Cumbo shared Gjonaj’s sentiments. She stressed that the NYPD needs to transparent and held accountable for its actions. But questioned what the NYPD should look like going forward.

Like Gjonaj, Cumbo agreed that defunding the cops is not the answer. She stressed that racists cops need to be removed and at the same time, the education in NYC must be looked at.

“We recognize that on many levels the education in inner cities has failed the communities,” she explained. “We still have one of the most segregated school systems. I want to leave this city a better place than I found it.”

Al D’Angelo, the chairman of Community Board 11, felt that everyone blamed the police and there were two sides at fault here. He did not justify the murder of George Floyd, but said that all of the rioting and looting was uncalled for and the police were doing their jobs.

While he agreed things must change, he stressed the inner cities have been filled with violence, crime and drugs for many years.

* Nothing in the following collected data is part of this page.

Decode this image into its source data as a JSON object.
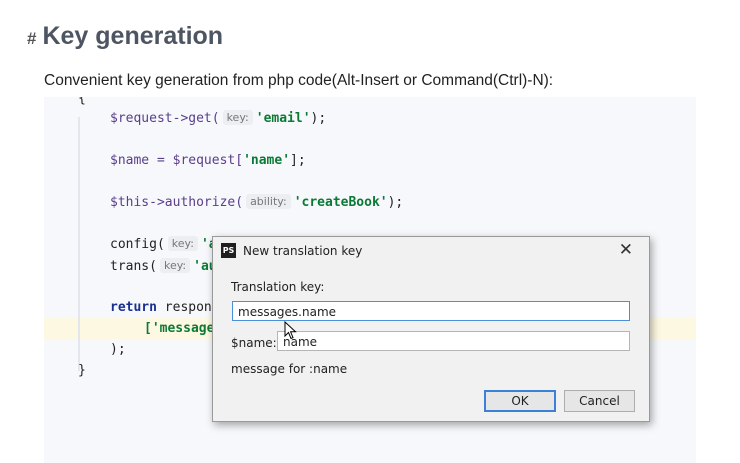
{
  "heading": {
    "hash": "#",
    "title": "Key generation"
  },
  "intro": "Convenient key generation from php code(Alt-Insert or Command(Ctrl)-N):",
  "code": {
    "line0": "{",
    "l1_a": "$request->get(",
    "l1_hint": "key:",
    "l1_str": "'email'",
    "l1_end": ");",
    "l2_a": "$name = $request[",
    "l2_str": "'name'",
    "l2_end": "];",
    "l3_a": "$this->authorize(",
    "l3_hint": "ability:",
    "l3_str": "'createBook'",
    "l3_end": ");",
    "l4_a": "config(",
    "l4_hint": "key:",
    "l4_str": "'a",
    "l5_a": "trans(",
    "l5_hint": "key:",
    "l5_str": "'au",
    "l6_kw": "return",
    "l6_rest": " respon",
    "l7_str": "['message",
    "l8": ");",
    "l9": "}"
  },
  "dialog": {
    "logo": "PS",
    "title": "New translation key",
    "close": "✕",
    "key_label": "Translation key:",
    "key_value": "messages.name",
    "name_label": "$name:",
    "name_value": "name",
    "message": "message for :name",
    "ok": "OK",
    "cancel": "Cancel"
  }
}
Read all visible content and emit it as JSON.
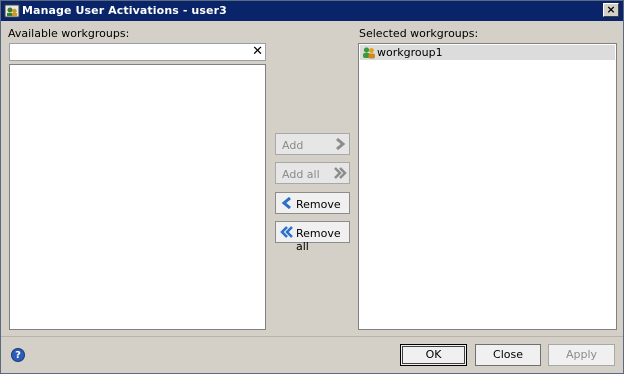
{
  "window": {
    "title": "Manage User Activations - user3",
    "close_glyph": "×"
  },
  "available": {
    "label": "Available workgroups:",
    "search_value": "",
    "clear_glyph": "✕",
    "items": []
  },
  "selected": {
    "label": "Selected workgroups:",
    "items": [
      {
        "label": "workgroup1",
        "icon": "workgroup-icon"
      }
    ]
  },
  "transfer": {
    "add": {
      "label": "Add",
      "enabled": false
    },
    "add_all": {
      "label": "Add all",
      "enabled": false
    },
    "remove": {
      "label": "Remove",
      "enabled": true
    },
    "remove_all": {
      "label": "Remove all",
      "enabled": true
    }
  },
  "footer": {
    "help_glyph": "?",
    "ok": {
      "label": "OK",
      "enabled": true
    },
    "close": {
      "label": "Close",
      "enabled": true
    },
    "apply": {
      "label": "Apply",
      "enabled": false
    }
  },
  "colors": {
    "titlebar": "#0a246a",
    "chevron_enabled": "#2a6fc9",
    "chevron_disabled": "#8c8c8c",
    "selected_row": "#dcdcdc"
  }
}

“All of a sudden the police are being scapegoated,” he said. “These elected officials have done absolutely nothing. Why don’t elected officials put their heads together and do something about that.”

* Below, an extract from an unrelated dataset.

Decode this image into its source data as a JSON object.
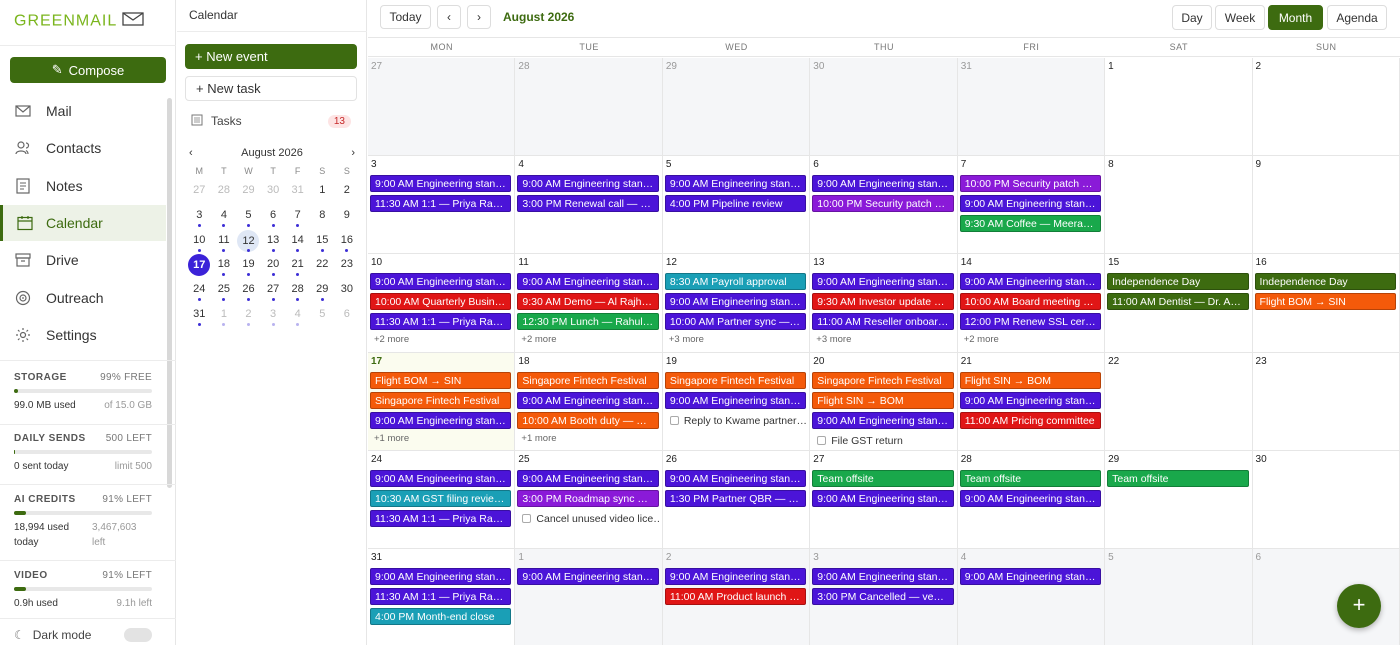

Johnson is not on the same page as the chairman. She told the attendees that many people have racism embedded in them.

She said that the people in the Throggs Neck Houses and the Bronx need to find better ways to interact with the police, but added that the onus also falls on the brothers in blue.

“This isn’t something that’s going to be fixed in a day, a month or even a year,” Johnson stressed. “As a community leader, it’s my job to educate and mobilize the residents. People look at the police and think they are the boogeyman.”

McFadden said people in Pelham Parkway have a good relationship with the cops but the education is poor. She believed because of poor schools, children make bad choices like getting pregnant and causing trouble.

“Here in Pelham nobody speaks to each other,” McFadden said. “Our biggest problem here is disconnect. It’s babies having babies. We need funding for our school system.”

Sorin told the panel that prior to the rioting and desecration of stores, she felt the Bronx was heading in the right direction. After being on fire in the 70s and left for dead, the borough was finally trending upward, she said.

She questioned how a place that already struggles financially, is filled with food deserts and that was hit hard by COVID-19, burn and loot its own businesses.

Sorin added that since the media is covering all of the negative things in the Bronx, she hopes the situation will change soon.

“The press never set foot in our borough unless it’s something like this,” she said. “I’m concerned the Bronx was on an uphill swing and now it’s almost like it rolled back down hill. I don’t want us to get the perception of what we saw on TV.”